L'indagine condotta all'interno dell'ospedale San Giovanni Bosco di Napoli, dopo i numerosi casi di formiche in corsia segnalati nel corso degli ultimi mesi, hanno gettato lunghe ombre sul nosocomio partenopeo: da un'analisi effettuata dalla ditta Epm, infatti, emerge che ci sarebbe stato un sabotaggio interno per "incentivare" la presenza degli insetti all'interno del nosocomio partenopeo. Secondo la relazione, infatti, sarebbero state disseminate in ospedale delle esche ad hoc per attirare le formiche: barattoli di Nutella lasciati senza coperchio, zucchero cosparso qua e là nel nosocomio, dolci sbriciolati e bevande zuccherose lasciate a sgocciolare sui pavimenti. I risultati della relazione della Epm sono stati consegnati alla Procura di Napoli, che adesso dovrà svolgere indagini più approfondite per venire a capo della faccenda.

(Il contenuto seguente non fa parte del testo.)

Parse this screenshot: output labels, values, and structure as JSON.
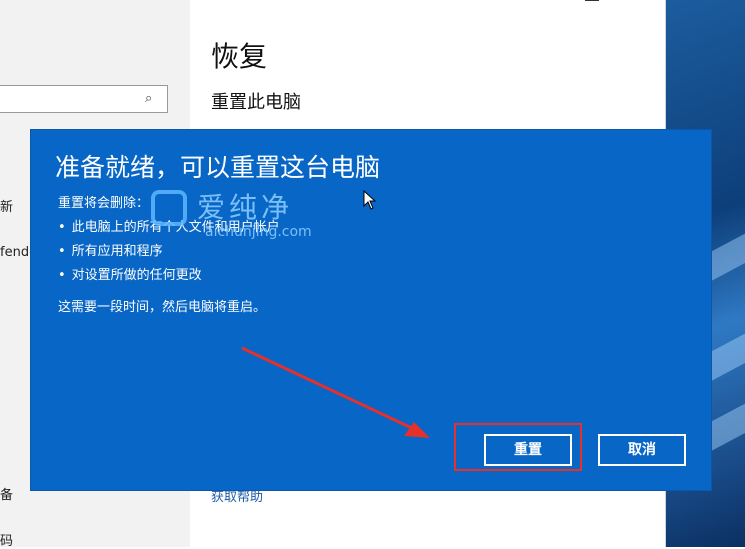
{
  "settings": {
    "page_title": "恢复",
    "section_title": "重置此电脑",
    "side_items": [
      "新",
      "fende",
      "备",
      "码"
    ],
    "help_link": "获取帮助"
  },
  "dialog": {
    "title": "准备就绪，可以重置这台电脑",
    "intro": "重置将会删除：",
    "items": [
      "此电脑上的所有个人文件和用户帐户",
      "所有应用和程序",
      "对设置所做的任何更改"
    ],
    "note": "这需要一段时间，然后电脑将重启。",
    "reset_label": "重置",
    "cancel_label": "取消"
  },
  "watermark": {
    "name": "爱纯净",
    "url": "aichunjing.com"
  },
  "colors": {
    "dialog_bg": "#0766c6",
    "highlight": "#e4312b",
    "arrow": "#e4312b"
  }
}
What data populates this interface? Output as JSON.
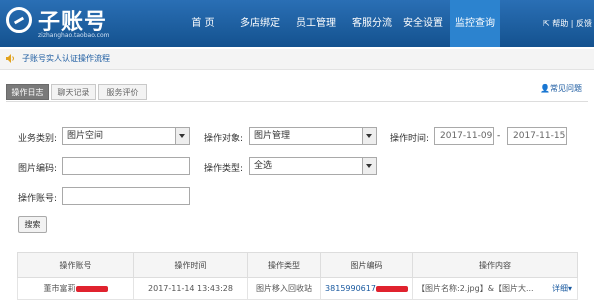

Il caso più recente risale al gennaio scorso, quando le formiche furono avvistate tra i lettini del reparto di Chirurgia Generale al terzo piano dell'ospedale napoletano. Proprio in seguito a quest'ultima segnalazione, suffragata anche da immagini, si è deciso di avviare una approfondita indagine per fare luce sulla vicenda. Il caso più eclatante, però, risale al novembre del 2018, quando le foto di una donna ricoverata in un letto del San Giovanni Bosco completamente ricoperta dalle formiche fece il giro dei media nazionali.